> Quake made PVS famous. It’s still useful in some indoor games where the scene geometry is static and bake time is acceptable.
It was used extensively in outdoor games like Jak and Daxter.
Love this, I will now use backface culling for my game:
PVS isn't that expensive to compute. Especially nowadays. I assume this is actually referring to the binary space partitioning techniques used in DOOM and improved in Quake, Half-Life, etc in the late 90s, early 2000s.
The BSP tree was also extremely useful for optimizing netcode for games like Quake 3 Arena and games within that family and time period I believe.
I always wonder about this IRL...I'm at work rn, is my apartment still rendered?
Very good read and visualizations, thank you for writing it
Dooope!
Occlusion culling is really tough in systems where users can add content to the world. Especially if there's translucency. As with windows (not Windows), or layered clothing.

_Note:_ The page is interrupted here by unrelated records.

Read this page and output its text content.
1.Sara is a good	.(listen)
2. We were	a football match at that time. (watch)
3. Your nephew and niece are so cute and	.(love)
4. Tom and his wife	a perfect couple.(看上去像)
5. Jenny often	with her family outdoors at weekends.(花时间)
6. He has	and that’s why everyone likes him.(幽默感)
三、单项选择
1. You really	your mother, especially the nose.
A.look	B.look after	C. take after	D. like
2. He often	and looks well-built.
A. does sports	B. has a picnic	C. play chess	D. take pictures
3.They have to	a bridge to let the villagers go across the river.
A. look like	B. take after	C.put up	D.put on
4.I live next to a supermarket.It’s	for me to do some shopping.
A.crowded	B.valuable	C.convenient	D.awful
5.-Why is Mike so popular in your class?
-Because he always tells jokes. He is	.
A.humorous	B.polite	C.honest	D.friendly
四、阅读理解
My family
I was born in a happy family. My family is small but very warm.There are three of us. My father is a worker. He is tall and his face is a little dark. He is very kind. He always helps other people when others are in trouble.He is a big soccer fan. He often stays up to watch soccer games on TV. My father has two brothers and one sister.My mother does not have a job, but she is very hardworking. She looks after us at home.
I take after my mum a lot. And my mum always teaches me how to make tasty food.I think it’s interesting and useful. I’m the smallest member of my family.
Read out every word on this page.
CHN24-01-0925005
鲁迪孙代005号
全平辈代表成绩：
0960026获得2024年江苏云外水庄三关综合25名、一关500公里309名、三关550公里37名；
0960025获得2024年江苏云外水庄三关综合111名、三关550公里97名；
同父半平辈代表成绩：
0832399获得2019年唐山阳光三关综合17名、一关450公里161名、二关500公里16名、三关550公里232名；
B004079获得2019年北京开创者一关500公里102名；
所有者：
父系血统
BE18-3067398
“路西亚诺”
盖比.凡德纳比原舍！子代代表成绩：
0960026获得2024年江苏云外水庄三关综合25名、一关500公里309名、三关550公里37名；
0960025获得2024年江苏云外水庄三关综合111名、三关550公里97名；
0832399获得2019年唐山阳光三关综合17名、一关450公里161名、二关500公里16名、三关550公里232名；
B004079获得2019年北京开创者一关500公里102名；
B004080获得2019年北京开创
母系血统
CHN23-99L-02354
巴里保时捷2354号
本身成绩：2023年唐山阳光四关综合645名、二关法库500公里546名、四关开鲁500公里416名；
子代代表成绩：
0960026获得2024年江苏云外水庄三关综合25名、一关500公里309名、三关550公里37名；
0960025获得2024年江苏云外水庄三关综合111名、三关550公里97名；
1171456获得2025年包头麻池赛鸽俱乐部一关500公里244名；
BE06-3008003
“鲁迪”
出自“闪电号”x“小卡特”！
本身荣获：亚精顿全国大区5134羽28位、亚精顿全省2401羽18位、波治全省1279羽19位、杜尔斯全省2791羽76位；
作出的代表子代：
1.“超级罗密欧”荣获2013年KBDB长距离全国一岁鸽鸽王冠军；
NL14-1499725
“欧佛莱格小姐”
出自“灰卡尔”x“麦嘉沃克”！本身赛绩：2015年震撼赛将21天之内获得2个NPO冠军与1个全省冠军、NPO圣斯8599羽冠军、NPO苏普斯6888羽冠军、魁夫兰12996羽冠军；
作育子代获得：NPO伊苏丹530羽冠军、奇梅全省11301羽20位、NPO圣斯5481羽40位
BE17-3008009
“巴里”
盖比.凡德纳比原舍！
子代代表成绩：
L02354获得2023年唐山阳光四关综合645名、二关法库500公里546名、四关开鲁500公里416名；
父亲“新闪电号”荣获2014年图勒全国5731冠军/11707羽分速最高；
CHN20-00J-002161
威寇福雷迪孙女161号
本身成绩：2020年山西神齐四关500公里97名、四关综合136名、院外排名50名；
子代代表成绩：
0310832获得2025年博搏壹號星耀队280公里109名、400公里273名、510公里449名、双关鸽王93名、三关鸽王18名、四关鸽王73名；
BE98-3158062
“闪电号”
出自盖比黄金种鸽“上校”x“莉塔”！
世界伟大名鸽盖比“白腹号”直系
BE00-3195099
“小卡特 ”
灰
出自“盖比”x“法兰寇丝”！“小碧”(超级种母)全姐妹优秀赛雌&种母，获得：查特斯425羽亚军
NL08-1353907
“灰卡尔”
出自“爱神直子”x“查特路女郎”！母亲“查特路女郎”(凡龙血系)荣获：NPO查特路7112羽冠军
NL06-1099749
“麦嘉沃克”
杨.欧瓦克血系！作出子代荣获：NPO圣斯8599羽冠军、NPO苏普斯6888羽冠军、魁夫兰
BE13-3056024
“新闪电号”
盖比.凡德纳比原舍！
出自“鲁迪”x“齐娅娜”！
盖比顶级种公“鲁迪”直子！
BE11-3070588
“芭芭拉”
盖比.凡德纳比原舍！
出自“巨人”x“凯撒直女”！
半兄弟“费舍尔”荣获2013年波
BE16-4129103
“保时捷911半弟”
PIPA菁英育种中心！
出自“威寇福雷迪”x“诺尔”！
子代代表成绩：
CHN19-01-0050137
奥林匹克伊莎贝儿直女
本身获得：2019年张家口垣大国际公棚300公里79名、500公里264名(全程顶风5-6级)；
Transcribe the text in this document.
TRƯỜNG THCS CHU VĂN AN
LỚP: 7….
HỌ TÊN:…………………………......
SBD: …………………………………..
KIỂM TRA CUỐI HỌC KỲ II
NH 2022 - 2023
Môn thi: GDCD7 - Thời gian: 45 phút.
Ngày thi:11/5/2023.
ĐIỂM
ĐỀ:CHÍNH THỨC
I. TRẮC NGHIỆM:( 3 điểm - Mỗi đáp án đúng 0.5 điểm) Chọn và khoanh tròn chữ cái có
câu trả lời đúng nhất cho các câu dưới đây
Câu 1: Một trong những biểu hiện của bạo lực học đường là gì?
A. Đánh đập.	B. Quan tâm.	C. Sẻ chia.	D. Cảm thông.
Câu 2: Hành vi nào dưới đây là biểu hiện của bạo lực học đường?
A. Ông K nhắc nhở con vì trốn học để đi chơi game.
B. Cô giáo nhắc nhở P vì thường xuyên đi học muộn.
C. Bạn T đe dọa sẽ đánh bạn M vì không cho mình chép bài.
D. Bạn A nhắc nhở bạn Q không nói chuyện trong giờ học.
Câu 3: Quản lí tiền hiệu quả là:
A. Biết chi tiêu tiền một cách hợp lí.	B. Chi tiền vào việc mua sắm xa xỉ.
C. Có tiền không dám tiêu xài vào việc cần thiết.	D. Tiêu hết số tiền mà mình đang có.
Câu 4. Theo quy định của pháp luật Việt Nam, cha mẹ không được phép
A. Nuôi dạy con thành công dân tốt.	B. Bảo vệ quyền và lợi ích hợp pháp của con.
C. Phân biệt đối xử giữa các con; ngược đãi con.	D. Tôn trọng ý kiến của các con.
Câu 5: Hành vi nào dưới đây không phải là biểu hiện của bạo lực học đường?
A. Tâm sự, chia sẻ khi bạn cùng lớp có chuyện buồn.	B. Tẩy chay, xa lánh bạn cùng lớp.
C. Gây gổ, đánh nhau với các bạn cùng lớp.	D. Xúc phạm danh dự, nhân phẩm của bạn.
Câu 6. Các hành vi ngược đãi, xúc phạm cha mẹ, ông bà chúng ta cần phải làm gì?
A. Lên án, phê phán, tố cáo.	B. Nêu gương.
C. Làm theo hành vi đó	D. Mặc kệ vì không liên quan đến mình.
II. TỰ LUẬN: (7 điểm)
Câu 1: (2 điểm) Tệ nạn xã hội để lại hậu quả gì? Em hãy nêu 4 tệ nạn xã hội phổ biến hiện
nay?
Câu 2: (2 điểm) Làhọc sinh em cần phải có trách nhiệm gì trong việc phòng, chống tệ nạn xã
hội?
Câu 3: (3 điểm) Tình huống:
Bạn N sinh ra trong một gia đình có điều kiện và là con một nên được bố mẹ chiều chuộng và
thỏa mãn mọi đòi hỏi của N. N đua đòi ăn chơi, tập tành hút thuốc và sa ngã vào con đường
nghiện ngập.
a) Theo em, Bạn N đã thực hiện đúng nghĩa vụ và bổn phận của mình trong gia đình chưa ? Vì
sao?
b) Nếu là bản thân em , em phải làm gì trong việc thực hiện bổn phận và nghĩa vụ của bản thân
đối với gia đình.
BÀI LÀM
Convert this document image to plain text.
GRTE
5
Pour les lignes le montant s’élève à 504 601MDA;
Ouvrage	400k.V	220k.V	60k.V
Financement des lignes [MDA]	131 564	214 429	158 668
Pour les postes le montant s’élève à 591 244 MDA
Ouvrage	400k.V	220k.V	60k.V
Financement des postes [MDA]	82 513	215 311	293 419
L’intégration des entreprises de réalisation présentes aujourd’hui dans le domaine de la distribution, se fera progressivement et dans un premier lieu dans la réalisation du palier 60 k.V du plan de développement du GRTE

You're in a room without windows. Everything outside the room is culled. Frame rate is very high. Then you open the door and go outside into a large city. Some buildings have big windows showing the interior, so you can't cull the building interior. You're on a long street and can look off into the distance. Now keep the frame rate from dropping while not losing distant objects.
Games with fixed objects can design the world to avoid these situations. Few games have many windows you can look into. Long sightlines are often avoided in level design. If you don't have those options, you have to accept that distant objects will be displayed, and level of detail handling becomes more important than occlusion. Impostors. Lots of impostors.
Occlusion culling itself has a compute cost. I've seen the cost of culling big scenes exceed the cost of drawing the culled content.
This is one of those hard problems metaverses have, and which, despite the amount of money thrown at the problem, were not solved during the metaverse boom. Meta does not seem to have contributed much to graphics technology.
This is much of why Second Life is slow.